(Guest post by Greg Forster)
OCPA carries my article on why a universal ESA is the way to go if you want to improve outcomes in the government school system:
We’ve tried lots of strategies for getting better outcomes out of the monopoly school system. We’ve tried spending an endless geyser of additional money—Oklahoma school spending went up from $3,771 per student in 1970 to $8,735 in 2016 (in inflation-adjusted dollars), and has continued to increase, hitting a record total this year. We’ve tried high-stakes testing. We’ve tried raising teacher pay. Other states have run major experiments with everything from smaller classes to merit pay for teachers to mandatory graduation exams.
Here and there, a few of these efforts have produced local instances of success. But none of them has worked consistently at scale. And even the local success stories have a tendency to fade over time, as school leadership inevitably gets passed on to a new “pharaoh who knew not Joseph.”

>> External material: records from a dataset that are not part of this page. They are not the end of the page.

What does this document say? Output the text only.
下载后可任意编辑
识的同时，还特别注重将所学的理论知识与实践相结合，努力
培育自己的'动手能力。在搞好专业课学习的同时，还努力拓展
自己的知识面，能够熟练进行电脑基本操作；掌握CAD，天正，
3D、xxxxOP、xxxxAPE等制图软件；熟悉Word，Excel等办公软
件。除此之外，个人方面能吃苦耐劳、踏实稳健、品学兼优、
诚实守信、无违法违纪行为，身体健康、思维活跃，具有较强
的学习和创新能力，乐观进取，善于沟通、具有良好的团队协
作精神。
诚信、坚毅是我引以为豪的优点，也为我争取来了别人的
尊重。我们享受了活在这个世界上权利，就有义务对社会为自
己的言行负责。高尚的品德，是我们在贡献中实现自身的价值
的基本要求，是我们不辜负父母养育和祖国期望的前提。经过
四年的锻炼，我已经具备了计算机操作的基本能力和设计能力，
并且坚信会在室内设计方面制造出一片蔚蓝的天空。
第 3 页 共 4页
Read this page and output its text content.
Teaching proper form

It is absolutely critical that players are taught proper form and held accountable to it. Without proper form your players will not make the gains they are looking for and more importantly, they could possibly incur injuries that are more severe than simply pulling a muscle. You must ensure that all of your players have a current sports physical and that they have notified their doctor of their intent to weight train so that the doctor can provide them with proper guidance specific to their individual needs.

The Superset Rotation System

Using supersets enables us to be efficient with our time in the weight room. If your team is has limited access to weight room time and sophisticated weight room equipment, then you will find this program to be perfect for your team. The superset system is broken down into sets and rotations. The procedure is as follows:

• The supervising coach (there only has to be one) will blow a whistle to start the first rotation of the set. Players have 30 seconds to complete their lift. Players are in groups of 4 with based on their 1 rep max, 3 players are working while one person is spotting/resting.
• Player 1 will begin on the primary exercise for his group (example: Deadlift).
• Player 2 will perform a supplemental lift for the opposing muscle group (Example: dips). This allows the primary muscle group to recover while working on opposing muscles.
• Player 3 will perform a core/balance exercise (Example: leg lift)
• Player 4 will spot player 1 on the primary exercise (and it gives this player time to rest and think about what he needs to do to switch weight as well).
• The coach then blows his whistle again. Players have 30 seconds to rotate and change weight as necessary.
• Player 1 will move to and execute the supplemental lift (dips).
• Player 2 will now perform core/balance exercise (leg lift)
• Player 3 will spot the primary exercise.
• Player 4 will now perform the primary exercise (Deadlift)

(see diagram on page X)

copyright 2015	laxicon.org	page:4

What works? School choice, according to a large and consistent body of empirical research.
Some people simply can’t wrap their heads around the idea that government schools would be improved by taking the handcuffs off parents and allowing them to leave the system. They’re so busy “strengthening” the system that they can’t see they’re really weakening it. They’re denying it the one thing it really needs: healthy accountability. Bob Dylan was right—you gotta serve somebody.
This is sometimes called the “paradox of intention.” It happens when people are so monomaniacally intent on achieving a goal that they lose perspective on the big picture, and as a result, do things that are counterproductive even for the goal they’re obsessed with. We’ve all seen the guy who wants a date with a particular girl so badly that he acts stalkerish and creepy around her. In every war, there are leaders who want to capture a particular position so badly that they don’t have the patience to wait for the right moment to strike. We keep shoving bigger subsidies at colleges because we want to make tuition affordable, and as a direct result, tuition keeps climbing into the stratosphere.
Come for the overview of school-choice research, stay for the snappy C.S. Lewis quote at the end!
Exercise your right to hold others accountable through choice by choosing to let me know what you think.
Agree 100% with this article, but would add that the other element necessary to improve government schools is to put them back in the control of and accountability to parents.
That’s the reason I support school choice – because it does that! No other change is needed, or desirable, toward that goal.
As a great-grandparent I also agree that universal ESAs — strategically reducing monopolistic public schooling problems — would be a good move of governments. Not only would school performance likely improve but parents would be better equipped to find education that best fits their child(ren).
But the accountability issue, however, is another can-of-worms. The compulsory attendance laws of the North American school systems are a mishmash. Accountability to parents must also ensure accountability to the taxpayer and to society. IMO.
It’s true that the compulsory attendance laws are a mixed bag, sometimes ill-drafted, as is often the case with state laws that aren’t frequently subject to significant legal tests. As school choice becomes the norm over the coming century, I expect we’ll see those laws revisited and ultimately improved – although the process will be messy and may not always come out well.
Accountability to parents and “accountability” to a government that will jealously seek to stamp out any rival to its own supremacy (which is the only possible real meaning of accountability to “taxpayers” or “society”) are mutually exclusive alternatives.
Escape options* provide needed system accountability and flexibility, with different mixes of flexibility, compliance (monitoring) costs, financial accountability, and performance accountability.
*Charter schools, tuition vouchers, education savings accounts, education tax credits, GED at any age and subsidized private-sector employment to age 18, subsidized homeschooling, and Parent Performance Contracting.